The safe was small. It didn’t need much in it, just a few currencies and passports that were probably expired by now. It wasn’t a proper run box anymore, just a place to put the secure phone and the snow globe, the one they’d bought at a gas station in Vermont, the slightly cheesy one they couldn’t resist because it had three kids sledding inside it, two girls and a boy, like theirs. He took out the emergency phone, turned it on, and the screen showed the dull red outline of a battery with a big red line through it. Roberto was surprised it even had that much juice in it. He grabbed the cord, plugged it in by the sink, and looked out the window, drinking his tea while he waited for it to charge up.
After a while, the phone binged and turned itself on. He looked at it for an extra moment, not thinking much but not grabbing it either. He wasn’t going to rush; it was just over five minutes now since he’d asked for that many, and the world wasn’t going to end if he took an extra thirty seconds. That was one of the nice things about being older, how comfortable you became with the idea of conservation of energy, of deliberateness of style. Youth was all wasted movement and noise production, thinking that the more you looked like you were doing something, the more you really were, when in fact the opposite was most often true. Do you have the patience to remain completely still until the dirty water settles and you can see clearly? Not if you’re under fifty, you don’t.
When he was ready, Roberto dialed. The phone rang once, and the same woman’s voice answered.
“Fenelon Imports.”
“Zero-four-seven-four blue indigo.”
“Thank you, Mr. Diaz.”
&n
bsp; “What’s up?”
“We’re getting a temperature breach alert from a decommissioned facility in the Atchison mines in eastern Kansas.”
He paused. I’m here now.
“Mr. Diaz?”
“Yeah. I’d wondered about that. Given the weather changes.”
“Are you—”
“I wrote a memo in 1997 on that very subject,” he said.
“I don’t see it in the file.”
“And I called, about five years after that. And six or seven years after that.”
“So you are familiar with that situation?” she asked.
“Yes.”
“Is it something we need to worry about?”
“Yes, it’s something you need to worry about.”
“We thought, as a decommissioned facility—”
“What time did the alert come in?” he asked.
He heard a pause and some keys clicking while she checked on a computer. “Three eleven P.M. central standard time.”
“And you’re just calling me now?”
“It took some time to figure out whom to call.”

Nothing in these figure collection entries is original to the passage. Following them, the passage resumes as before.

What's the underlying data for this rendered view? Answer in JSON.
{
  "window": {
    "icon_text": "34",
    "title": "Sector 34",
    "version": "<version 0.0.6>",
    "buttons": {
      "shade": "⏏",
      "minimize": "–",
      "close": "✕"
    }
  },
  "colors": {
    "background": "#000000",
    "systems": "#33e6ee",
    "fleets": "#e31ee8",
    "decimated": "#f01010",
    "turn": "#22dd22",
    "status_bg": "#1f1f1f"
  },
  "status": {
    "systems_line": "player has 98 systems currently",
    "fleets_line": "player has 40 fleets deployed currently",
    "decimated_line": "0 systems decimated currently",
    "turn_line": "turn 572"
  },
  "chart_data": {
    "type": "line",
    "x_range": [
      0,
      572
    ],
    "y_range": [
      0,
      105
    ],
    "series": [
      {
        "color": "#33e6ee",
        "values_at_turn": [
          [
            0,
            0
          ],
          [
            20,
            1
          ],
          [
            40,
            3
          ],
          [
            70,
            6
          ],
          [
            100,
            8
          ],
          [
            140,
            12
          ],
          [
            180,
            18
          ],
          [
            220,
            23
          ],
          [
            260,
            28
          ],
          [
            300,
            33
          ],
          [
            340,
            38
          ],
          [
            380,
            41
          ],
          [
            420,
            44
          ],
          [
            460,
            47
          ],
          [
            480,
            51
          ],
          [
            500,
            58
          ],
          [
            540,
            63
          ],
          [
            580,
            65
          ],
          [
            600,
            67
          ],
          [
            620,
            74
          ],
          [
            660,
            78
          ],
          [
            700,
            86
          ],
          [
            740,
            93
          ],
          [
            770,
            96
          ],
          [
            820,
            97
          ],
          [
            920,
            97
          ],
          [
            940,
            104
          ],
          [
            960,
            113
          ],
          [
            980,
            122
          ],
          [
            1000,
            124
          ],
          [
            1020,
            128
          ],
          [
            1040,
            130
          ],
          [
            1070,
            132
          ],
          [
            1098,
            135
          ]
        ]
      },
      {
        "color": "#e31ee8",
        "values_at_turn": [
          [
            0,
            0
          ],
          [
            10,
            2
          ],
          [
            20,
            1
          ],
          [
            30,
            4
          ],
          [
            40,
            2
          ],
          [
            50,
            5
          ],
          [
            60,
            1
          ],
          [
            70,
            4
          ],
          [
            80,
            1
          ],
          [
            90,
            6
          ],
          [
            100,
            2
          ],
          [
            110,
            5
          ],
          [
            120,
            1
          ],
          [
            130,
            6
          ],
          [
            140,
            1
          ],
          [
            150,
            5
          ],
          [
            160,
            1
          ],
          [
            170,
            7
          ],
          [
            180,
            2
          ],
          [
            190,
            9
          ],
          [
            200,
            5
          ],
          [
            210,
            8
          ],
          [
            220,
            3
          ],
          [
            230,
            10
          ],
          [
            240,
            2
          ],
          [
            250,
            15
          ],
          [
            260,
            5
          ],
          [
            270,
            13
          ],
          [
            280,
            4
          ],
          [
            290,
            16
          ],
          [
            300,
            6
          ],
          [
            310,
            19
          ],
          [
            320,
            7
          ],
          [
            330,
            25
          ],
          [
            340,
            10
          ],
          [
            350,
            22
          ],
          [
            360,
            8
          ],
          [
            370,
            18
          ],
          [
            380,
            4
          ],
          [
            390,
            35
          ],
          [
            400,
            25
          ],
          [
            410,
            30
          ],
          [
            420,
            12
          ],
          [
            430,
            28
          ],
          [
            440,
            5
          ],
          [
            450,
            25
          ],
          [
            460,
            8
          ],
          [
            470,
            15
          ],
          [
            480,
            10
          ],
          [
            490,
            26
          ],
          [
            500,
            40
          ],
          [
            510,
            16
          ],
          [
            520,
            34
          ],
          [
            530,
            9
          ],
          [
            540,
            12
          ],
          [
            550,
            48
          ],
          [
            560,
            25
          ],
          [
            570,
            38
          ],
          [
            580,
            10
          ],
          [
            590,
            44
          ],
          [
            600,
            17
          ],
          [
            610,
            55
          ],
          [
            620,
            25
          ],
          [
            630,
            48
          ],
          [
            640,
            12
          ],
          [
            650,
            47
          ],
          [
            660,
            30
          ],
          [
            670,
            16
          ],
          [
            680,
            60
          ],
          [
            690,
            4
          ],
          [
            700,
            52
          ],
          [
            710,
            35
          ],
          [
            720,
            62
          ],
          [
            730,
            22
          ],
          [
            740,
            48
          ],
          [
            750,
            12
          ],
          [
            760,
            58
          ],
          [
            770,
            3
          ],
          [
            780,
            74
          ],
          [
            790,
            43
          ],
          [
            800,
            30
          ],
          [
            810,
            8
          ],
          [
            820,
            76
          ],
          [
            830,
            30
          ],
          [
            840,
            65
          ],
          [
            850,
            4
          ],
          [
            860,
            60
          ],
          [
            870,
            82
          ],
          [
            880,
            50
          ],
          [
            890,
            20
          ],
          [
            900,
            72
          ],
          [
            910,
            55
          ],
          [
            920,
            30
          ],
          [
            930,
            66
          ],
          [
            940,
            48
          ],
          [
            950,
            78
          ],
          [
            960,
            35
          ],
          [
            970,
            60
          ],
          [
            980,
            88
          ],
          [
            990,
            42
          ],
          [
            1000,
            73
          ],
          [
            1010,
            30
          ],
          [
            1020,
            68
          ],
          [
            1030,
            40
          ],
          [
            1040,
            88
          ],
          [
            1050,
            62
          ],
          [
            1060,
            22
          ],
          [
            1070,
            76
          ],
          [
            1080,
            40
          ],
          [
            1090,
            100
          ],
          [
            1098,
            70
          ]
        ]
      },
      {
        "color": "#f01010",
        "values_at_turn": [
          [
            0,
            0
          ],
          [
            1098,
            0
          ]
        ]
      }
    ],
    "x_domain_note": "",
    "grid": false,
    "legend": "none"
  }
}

“What if I didn’t answer?” he asked. “Who does it say you call next?”
“It doesn’t.”
Roberto took a breath and looked out the window. “Okay. I’m seventy-three miles from Seymour Johnson. I can be there in ninety minutes. I’ll need a plane from there and a car waiting on the other end. I’ll drive the car myself. Nobody else goes.”
“Is it your opinion that this qualifies as a Heightened Threat?”
“My opinion is it qualified as an Exceptional Threat at three eleven P.M.”
She paused. “I’ll see what I can do about transportation.”
“I’m not finished. I don’t have any equipment.”
“What do you need?”
“Everything on the list.”
“I’m sorry, Mr. Diaz, I’m just not familiar with—”
“I wrote an ECI white paper in ’92. It’s compartmented and stored in the clean vault. It was twenty-five years ago, you’ll need different software to read it, but I archived the program along with it and a floppy drive to run it. Get Gordon Gray to clear you. Only Gordon Gray, you don’t need to call anybody else. Read the report and have everything listed in appendix A—I mean everything, every single thing—in the car in Kansas when I land. Understood?”